Let’s lighten things up a bit!

flying multicolored hot air balloon

I want to write about something serious and topical, but also, I don’t. Where’s the fun in that? I mean, a bunch of other more influential people are already talking about the things that need addressing—what will I add to the discussion? If I’m not meaningfully adding something with substance, then what’s the point?

Woah. Hold on a moment there, Matthew. Where did this all come from? You wanted to write a post about something light and fluffy because things seem so dire everywhere and you’re feeling crushed under the weight of depression, anxiety, and the crushing power of social influence and responsibility, remember?

Oh, yes. That’s right.

So, let’s do that thing then!

Seems weird to do it after that introduction, yanno?

Well…I suppose it’s weird to some degree. But we can still do it anyway? 🤷‍♀️

Okie dokie. Knock, knock.

Ugh, really?

Yes, really! Please, just say the thing.

Fiiine… Who’s there?

How should I know? I wasn’t there to answer the door; you tell me.

🤨

M3

The mysterious odour.

21812.15.7

I was at work one day as I often was at the time. Washing dishes, deep in thought. It was actually when I wrote these very words in my journal immediately after they popped into my head! I thought it was amazing. Now we’ll find out soon if it actually was. Or is.

So there I was; spray wand in one hand, dirty dish in the other. Which hand was which, I don’t recall—and as I said before, I wrote this all down the moment after it happened. Either way, it was probably right and left respectively.

But that’s not important. What’s important is that I was getting wet while washing dishes when I noticed a faint smell of… something. Something that I couldn’t categorize. It was like burning… gas, perhaps? No. More like rubber that had been out in the sunlight all day—like tires! But more like rubber tires that were made of hard-boiled eggs that have been left on the counter overnight.

I really couldn’t figure out the smell, and I couldn’t determine the source. I looked around and everything was normal. Seemingly normal.

So I did what I always do when I can’t figure out what caused something or there’s no apparent explanation; I blamed myself.

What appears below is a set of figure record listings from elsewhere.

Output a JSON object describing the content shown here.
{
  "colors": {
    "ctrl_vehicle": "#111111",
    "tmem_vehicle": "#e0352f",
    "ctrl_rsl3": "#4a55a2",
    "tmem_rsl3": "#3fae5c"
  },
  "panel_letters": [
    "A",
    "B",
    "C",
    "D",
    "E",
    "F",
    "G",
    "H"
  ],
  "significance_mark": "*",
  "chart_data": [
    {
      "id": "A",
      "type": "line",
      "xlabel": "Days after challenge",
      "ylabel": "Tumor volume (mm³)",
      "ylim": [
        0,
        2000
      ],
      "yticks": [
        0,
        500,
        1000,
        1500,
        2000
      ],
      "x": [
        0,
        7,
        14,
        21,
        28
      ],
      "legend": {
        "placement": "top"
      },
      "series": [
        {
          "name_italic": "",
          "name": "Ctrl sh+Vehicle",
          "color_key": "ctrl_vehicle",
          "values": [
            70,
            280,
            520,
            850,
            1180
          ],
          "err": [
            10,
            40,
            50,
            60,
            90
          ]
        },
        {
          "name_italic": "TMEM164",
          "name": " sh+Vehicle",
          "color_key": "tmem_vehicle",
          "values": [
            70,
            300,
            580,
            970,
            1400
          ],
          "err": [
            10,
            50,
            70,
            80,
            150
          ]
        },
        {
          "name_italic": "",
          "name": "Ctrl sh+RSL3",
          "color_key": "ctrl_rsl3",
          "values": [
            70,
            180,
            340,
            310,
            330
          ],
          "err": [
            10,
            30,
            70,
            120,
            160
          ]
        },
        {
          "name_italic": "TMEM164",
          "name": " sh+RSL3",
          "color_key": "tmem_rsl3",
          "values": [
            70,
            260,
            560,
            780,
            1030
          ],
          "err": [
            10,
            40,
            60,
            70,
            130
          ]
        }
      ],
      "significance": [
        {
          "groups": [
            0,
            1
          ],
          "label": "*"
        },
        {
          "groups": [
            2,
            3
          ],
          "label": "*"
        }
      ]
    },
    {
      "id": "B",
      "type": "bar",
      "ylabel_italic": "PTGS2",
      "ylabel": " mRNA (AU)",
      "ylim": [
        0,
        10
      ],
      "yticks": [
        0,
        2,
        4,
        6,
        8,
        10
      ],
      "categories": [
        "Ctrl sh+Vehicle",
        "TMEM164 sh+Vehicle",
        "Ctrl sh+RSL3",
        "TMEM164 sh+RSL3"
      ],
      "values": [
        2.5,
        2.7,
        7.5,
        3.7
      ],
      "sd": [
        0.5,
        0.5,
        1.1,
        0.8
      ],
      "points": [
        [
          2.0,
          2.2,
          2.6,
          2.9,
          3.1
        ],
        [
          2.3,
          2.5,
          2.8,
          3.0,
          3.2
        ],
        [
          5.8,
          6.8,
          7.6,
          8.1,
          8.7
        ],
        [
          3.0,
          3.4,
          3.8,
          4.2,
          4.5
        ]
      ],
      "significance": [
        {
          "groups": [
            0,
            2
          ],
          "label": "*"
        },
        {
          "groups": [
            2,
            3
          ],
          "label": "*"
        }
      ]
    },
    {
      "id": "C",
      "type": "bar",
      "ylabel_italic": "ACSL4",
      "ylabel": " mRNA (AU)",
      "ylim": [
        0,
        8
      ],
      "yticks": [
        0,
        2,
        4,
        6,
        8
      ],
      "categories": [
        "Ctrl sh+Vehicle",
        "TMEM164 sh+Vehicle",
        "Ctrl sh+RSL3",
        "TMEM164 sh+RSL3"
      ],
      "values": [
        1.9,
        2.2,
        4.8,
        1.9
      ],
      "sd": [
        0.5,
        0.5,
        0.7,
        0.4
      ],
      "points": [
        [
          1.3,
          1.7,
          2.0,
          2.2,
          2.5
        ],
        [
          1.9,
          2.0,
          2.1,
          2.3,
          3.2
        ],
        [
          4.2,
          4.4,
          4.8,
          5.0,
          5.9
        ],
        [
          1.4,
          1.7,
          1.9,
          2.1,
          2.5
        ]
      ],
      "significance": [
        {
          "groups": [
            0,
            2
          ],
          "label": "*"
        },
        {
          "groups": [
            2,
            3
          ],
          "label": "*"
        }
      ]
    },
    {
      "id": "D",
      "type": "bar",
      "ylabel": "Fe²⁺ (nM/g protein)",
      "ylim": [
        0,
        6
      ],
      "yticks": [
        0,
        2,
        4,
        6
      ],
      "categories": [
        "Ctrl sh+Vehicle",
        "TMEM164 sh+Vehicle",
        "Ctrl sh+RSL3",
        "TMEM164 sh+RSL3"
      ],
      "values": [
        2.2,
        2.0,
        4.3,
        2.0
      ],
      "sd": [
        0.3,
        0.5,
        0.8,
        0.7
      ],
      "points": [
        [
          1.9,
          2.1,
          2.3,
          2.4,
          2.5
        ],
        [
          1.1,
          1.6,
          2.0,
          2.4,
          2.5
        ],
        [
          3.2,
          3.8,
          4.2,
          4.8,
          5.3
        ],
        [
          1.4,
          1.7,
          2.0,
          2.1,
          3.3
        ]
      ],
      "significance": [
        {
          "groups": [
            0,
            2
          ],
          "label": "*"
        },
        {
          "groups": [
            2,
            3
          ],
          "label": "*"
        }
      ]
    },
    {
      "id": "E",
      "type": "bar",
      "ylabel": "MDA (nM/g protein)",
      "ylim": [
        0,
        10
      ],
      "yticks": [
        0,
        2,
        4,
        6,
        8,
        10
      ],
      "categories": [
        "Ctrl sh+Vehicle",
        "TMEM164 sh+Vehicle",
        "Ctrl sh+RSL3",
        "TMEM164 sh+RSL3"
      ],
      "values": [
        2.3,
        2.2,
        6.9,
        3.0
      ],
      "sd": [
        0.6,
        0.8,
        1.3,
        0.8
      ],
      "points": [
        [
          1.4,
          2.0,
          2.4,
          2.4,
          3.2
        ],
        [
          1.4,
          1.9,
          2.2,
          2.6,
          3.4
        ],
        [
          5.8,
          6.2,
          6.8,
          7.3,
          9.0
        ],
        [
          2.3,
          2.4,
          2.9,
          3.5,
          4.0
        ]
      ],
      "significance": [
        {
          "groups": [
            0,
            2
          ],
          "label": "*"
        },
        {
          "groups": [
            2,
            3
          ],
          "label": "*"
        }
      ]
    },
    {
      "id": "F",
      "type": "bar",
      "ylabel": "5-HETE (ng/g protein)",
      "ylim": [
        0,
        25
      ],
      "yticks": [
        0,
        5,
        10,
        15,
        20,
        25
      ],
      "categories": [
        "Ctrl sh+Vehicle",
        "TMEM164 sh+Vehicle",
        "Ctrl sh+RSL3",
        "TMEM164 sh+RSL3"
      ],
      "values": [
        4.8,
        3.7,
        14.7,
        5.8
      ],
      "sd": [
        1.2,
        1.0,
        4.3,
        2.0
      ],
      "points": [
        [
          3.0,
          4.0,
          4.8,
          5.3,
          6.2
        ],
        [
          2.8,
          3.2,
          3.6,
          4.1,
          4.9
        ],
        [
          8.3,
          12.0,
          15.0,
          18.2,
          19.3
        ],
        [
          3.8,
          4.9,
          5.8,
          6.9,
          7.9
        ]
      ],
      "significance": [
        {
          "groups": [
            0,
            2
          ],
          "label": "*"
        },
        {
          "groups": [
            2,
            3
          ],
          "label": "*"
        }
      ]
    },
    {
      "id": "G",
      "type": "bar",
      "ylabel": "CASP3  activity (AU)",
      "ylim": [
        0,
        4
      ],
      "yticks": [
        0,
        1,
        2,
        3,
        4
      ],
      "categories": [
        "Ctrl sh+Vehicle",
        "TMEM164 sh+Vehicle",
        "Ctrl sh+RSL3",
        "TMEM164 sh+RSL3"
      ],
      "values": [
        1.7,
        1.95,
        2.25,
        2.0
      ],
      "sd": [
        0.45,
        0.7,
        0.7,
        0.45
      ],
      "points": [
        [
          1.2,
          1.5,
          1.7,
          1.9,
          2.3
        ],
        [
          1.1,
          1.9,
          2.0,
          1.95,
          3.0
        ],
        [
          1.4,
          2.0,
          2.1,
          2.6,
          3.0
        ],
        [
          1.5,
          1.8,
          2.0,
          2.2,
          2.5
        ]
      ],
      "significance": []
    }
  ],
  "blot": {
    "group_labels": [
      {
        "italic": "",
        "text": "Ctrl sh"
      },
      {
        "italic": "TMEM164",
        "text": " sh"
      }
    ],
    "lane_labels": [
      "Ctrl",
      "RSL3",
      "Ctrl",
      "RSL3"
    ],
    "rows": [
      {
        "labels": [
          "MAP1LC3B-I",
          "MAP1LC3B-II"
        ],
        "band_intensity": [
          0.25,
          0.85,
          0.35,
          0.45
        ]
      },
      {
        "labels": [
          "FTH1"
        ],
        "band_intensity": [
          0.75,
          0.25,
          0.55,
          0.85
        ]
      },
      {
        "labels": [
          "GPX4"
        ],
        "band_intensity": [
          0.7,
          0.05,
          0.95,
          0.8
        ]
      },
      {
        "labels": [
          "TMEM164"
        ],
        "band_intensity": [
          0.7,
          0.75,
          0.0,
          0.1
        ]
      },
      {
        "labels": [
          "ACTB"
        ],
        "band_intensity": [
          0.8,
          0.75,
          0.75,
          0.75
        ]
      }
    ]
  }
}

“Blamed” may not be quite the right word there, but… well, yeah. That’s accurate. Besides… I was used to my body emitting odd smells. And my body had been doing that a lot recently.

Again, “recently” was then when I wrote these very words and not now. Now my body doesn’t do that anymore. Now my body is fine. I’m fine. I’m normal. My smell is normal. I’m okay. At least… I hope that it is okay when I read this story to you—which is happening now and not then… but now. (Although, you might be reading this?)

So how could I know that I’m okay and normal and “odour neutral” now—in the future, which is now—the present—now, when I wrote this then and not now, when I’m actually saying this to you with my voice (maybe?) in the present? Well… best not think about that too much. Let’s just accept the fact that right now (the actual present, not then) I’m okay and everything—me—is/am normal.

So the smell… I assumed that came from me (that my body had emitted)…

**pause for dramatic effect**

Yanno, let’s talk about the word “emit”. That’s a really weird word, isn’t it?